Landtagswahl in NRW – Am 15. Mai 2022 werden die Karten neu gemischt
100 Tage Zeit für Argumente, Bilanzen und Versprechungen
KOMMENTAR | von Michael H. Schmitt | Am 15. Mai 2022 sind rund 12 Millionen Wahlberechtigte in Nordrhein-Westfalen aufgefordert, in 128 Wahlkreisen ihre Stimme abzugeben und ein neues Parlament zu wählen. Bis dahin verbleiben den Spitzenpolitikerinnen und -politikern der Parteien noch genau 100 Tage Zeit, durchs Land zu ziehen und bei Wahlveranstaltungen den nordrhein-westfälischen Bürgerinnen und Bürgern zu erklären – wie vor jeder Wahl – warum ausgerechnet sie die richtigen sein werden, das bevölkerungsreichste Land der Republik in den kommenden Jahren anzuführen.
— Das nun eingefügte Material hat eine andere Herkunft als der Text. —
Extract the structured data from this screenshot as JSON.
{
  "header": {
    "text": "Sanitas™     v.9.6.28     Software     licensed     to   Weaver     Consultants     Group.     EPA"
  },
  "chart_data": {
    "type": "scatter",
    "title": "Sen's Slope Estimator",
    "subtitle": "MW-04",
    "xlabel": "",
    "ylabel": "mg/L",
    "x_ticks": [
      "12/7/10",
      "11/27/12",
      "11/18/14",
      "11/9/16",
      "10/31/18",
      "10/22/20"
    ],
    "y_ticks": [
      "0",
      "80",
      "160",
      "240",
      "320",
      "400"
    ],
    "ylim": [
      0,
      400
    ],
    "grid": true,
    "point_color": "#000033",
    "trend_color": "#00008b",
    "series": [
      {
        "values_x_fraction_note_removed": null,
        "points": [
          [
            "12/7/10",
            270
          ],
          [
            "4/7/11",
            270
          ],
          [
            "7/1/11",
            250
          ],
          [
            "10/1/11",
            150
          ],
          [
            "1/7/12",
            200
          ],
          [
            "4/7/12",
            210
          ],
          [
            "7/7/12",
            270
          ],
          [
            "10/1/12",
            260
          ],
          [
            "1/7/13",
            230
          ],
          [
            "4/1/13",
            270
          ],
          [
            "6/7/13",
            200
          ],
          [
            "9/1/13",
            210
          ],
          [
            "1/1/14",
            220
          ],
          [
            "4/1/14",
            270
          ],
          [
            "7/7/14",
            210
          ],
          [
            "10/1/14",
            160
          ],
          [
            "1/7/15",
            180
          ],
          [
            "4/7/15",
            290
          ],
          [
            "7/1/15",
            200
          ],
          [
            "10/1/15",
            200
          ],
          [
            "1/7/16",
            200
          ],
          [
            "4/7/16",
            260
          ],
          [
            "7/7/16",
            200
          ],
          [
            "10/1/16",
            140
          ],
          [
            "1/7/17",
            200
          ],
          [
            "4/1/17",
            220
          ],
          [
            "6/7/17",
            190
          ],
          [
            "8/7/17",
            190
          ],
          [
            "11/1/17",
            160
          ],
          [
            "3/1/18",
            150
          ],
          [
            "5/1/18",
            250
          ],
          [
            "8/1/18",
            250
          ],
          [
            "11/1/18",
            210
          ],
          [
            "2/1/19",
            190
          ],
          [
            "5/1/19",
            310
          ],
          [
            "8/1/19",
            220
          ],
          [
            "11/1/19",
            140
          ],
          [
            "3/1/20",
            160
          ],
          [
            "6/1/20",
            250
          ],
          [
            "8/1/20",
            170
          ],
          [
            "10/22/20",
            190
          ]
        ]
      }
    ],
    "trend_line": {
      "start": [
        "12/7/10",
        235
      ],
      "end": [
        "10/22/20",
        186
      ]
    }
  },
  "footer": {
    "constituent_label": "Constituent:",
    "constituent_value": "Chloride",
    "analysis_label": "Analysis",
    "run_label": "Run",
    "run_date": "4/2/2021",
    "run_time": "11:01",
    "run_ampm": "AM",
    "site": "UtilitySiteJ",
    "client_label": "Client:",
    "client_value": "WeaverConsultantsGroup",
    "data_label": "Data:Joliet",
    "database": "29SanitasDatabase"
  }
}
Sie werden – wie in jedem Wahlkampf seit Gründung des Landes vor 76 Jahren – über die herausragenden Leistungen der vergangenen Legislaturperiode genauso selbstverständlich reden wie über das, was in den kommenden Jahren beabsichtigt und fürs Land vermeintlich gut ist. Dass sie dabei versuchen, eigene Fehlentscheidungen der Vergangenheit unter den Tisch zu kehren – wer will es ihnen verdenken?
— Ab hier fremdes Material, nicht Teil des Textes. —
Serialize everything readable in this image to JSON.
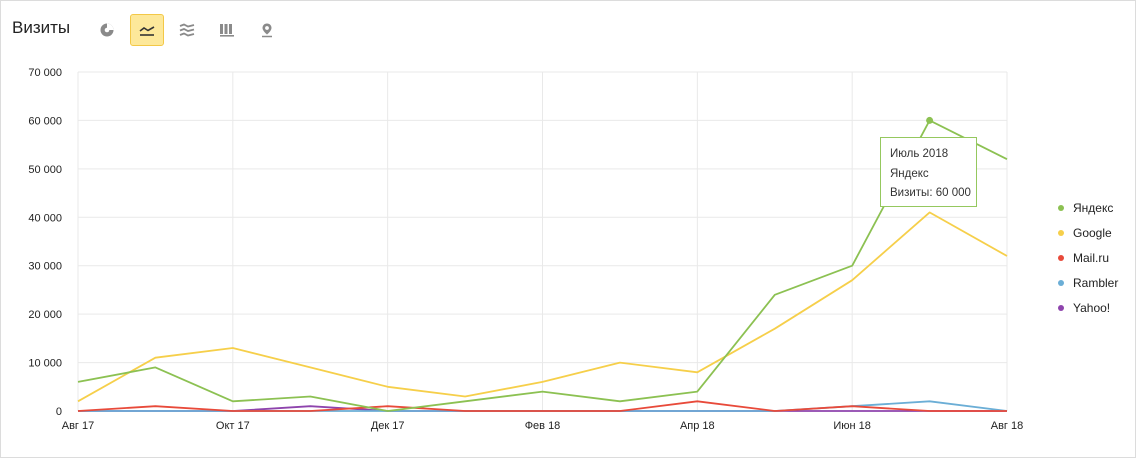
{
  "header": {
    "title": "Визиты"
  },
  "toolbar": {
    "buttons": [
      {
        "icon": "pie-chart-icon",
        "active": false
      },
      {
        "icon": "line-chart-icon",
        "active": true
      },
      {
        "icon": "area-chart-icon",
        "active": false
      },
      {
        "icon": "bar-chart-icon",
        "active": false
      },
      {
        "icon": "map-pin-icon",
        "active": false
      }
    ]
  },
  "colors": {
    "yandex": "#8cc152",
    "google": "#f6cf4a",
    "mailru": "#e84a3a",
    "rambler": "#6baed6",
    "yahoo": "#8e44ad",
    "grid": "#e9e9e9"
  },
  "tooltip": {
    "date": "Июль 2018",
    "series": "Яндекс",
    "value_text": "Визиты: 60 000"
  },
  "chart_data": {
    "type": "line",
    "x": [
      "2017-08",
      "2017-09",
      "2017-10",
      "2017-11",
      "2017-12",
      "2018-01",
      "2018-02",
      "2018-03",
      "2018-04",
      "2018-05",
      "2018-06",
      "2018-07",
      "2018-08"
    ],
    "x_tick_labels": [
      "Авг 17",
      "",
      "Окт 17",
      "",
      "Дек 17",
      "",
      "Фев 18",
      "",
      "Апр 18",
      "",
      "Июн 18",
      "",
      "Авг 18"
    ],
    "y_tick_labels": [
      "0",
      "10 000",
      "20 000",
      "30 000",
      "40 000",
      "50 000",
      "60 000",
      "70 000"
    ],
    "ylim": [
      0,
      70000
    ],
    "grid": true,
    "legend_position": "right",
    "highlight": {
      "series": "Яндекс",
      "x": "2018-07",
      "value": 60000
    },
    "series": [
      {
        "name": "Яндекс",
        "color": "#8cc152",
        "values": [
          6000,
          9000,
          2000,
          3000,
          0,
          2000,
          4000,
          2000,
          4000,
          24000,
          30000,
          60000,
          52000
        ]
      },
      {
        "name": "Google",
        "color": "#f6cf4a",
        "values": [
          2000,
          11000,
          13000,
          9000,
          5000,
          3000,
          6000,
          10000,
          8000,
          17000,
          27000,
          41000,
          32000
        ]
      },
      {
        "name": "Mail.ru",
        "color": "#e84a3a",
        "values": [
          0,
          1000,
          0,
          0,
          1000,
          0,
          0,
          0,
          2000,
          0,
          1000,
          0,
          0
        ]
      },
      {
        "name": "Rambler",
        "color": "#6baed6",
        "values": [
          0,
          0,
          0,
          0,
          0,
          0,
          0,
          0,
          0,
          0,
          1000,
          2000,
          0
        ]
      },
      {
        "name": "Yahoo!",
        "color": "#8e44ad",
        "values": [
          0,
          0,
          0,
          1000,
          0,
          0,
          0,
          0,
          0,
          0,
          0,
          0,
          0
        ]
      }
    ]
  }
}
Zugegeben: Die letzten beiden Jahre seit Beginn der Corona-Seuche waren alles andere als einfach. Niemand aus der Regierungsmannschaft konnte eine Blaupause aus der Schublade ziehen, niemand wusste, was da genau auf die Menschen zurollt und welche Konsequenzen das für Jedermann mit sich bringen würde.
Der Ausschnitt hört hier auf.